Ne consegue dunque che una delle sfide più significative della nostra epoca non si conforma al modello dello stato nazione. I progressi negli studi sulle carote di ghiaccio ricavate dai ghiacciai che si stanno sciogliendo consentono agli esseri umani di conoscere il loro impatto sul pianeta andando indietro di migliaia di anni. Grazie alla nascita e alla diffusione delle scienze della terra come la geologia, la geofisica e altre, enormi quantità di dati sono stati convertite in numeri che possono essere inseriti in modelli in grado di prevedere cosa aspettarci in futuro. Gli umani non erano in grado di fare previsioni sul clima quando è stata firmata la pace di Vestfalia.

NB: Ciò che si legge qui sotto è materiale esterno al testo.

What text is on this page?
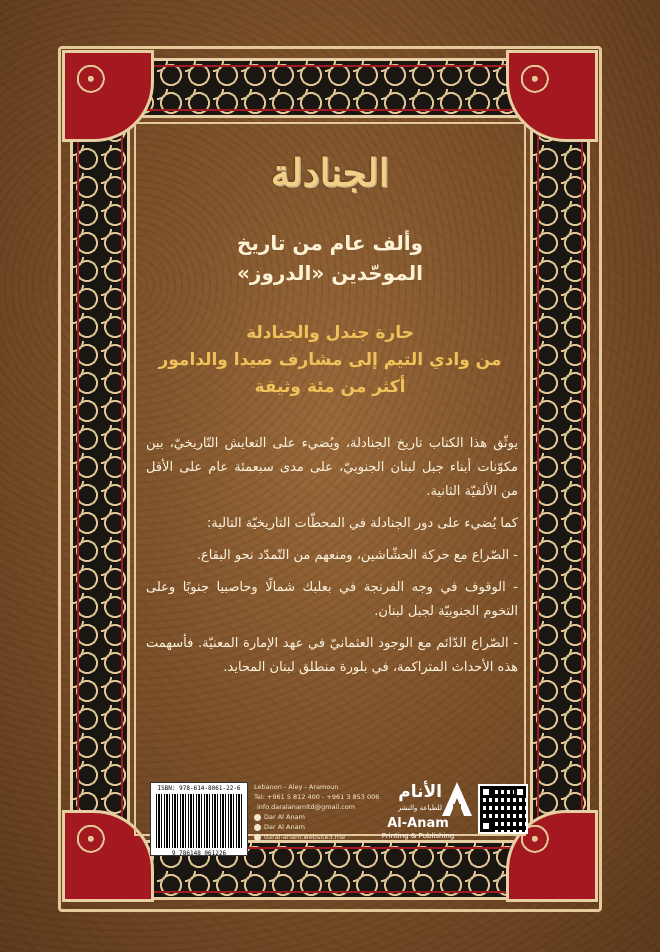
الجنادلة
وألف عام من تاريخ
الموحّدين «الدروز»
حارة جندل والجنادلة
من وادي التيم إلى مشارف صيدا والدامور
أكثر من مئة وثيقة

يوثّق هذا الكتاب تاريخ الجنادلة، ويُضيء على التعايش التّاريخيّ، بين مكوّنات أبناء جبل لبنان الجنوبيّ، على مدى سبعمئة عام على الأقل من الألفيّة الثانية.

كما يُضيء على دور الجنادلة في المحطّات التاريخيّة التالية:

- الصّراع مع حركة الحشّاشين، ومنعهم من التّمدّد نحو البقاع.

- الوقوف في وجه الفرنجة في بعلبك شمالًا وحاصبيا جنوبًا وعلى التخوم الجنوبيّة لجبل لبنان.

- الصّراع الدّائم مع الوجود العثمانيّ في عهد الإمارة المعنيّة. فأسهمت هذه الأحداث المتراكمة، في بلورة منطلق لبنان المحايد.

ISBN: 978-614-8061-22-6
9 786148 061226
Lebanon - Aley - Aramoun
Tel: +961 5 812 400 - +961 3 853 006
info.daralanamltd@gmail.com
Dar Al Anam
Dar Al Anam
daral-anam.website3.me
الأنام
للطباعة والنشر
Al-Anam
Printing & Publishing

Adesso, invece, possono farlo con grande accuratezza ed è grazie a questo genere di tecnologia se la nostra specie riuscirà a comprendere davvero la gravità della catastrofe climatica che il pianeta sta affrontando.

Cooperazione planetaria
Anche se le guerre come quella scoppiata in Ucraina sembrano sottolineare l’importanza dello stato nazione e la costruzione di muri ai confini, eretti come intorno alle fortezze, suggeriscono un’interpretazione il più letterale possibile di questa forma di organizzazione politica, questi fenomeni potrebbero anche rappresentare l’ultimo singulto dello stato nazione. Gli ambientalisti sostengono che il pianeta si sta trasformando in una unità politica: i suoi limiti e il suo benessere globale diventeranno l’obiettivo della cooperazione mondiale. In parole povere, la valutazione del tempo sulla scala di millenni resa possibile dai progressi scientifici e dai supercomputer sottolinea la necessità di creare nuove unità politiche, pensate per interconnettere tutti e tutto sul pianeta. Anche la pandemia, probabilmente, è stata causata dall’aumento delle temperature, e anche questa sfida globale ha mostrato l’incapacità degli stati nazionali di elaborare una risposta collettiva.

Il passaggio dallo stato nazione alla cooperazione planetaria è inevitabile. La prospettiva di lungo periodo sullo stato del nostro pianeta che possiamo estrarre dai ghiacciai ha svelato com’era la Terra molto prima che facessero la loro comparsa gli esseri umani. Il pianeta sta diventando più caldo, ambienti naturali si stanno perdendo e noi continuiamo a scherzare con questa catastrofe. Il modello e l’ordinamento politico dello stato nazione non ha prodotto gli anticorpi per arginare la più grande minaccia per il nostro pianeta. Forse è il momento di pensare a un nuovo modello.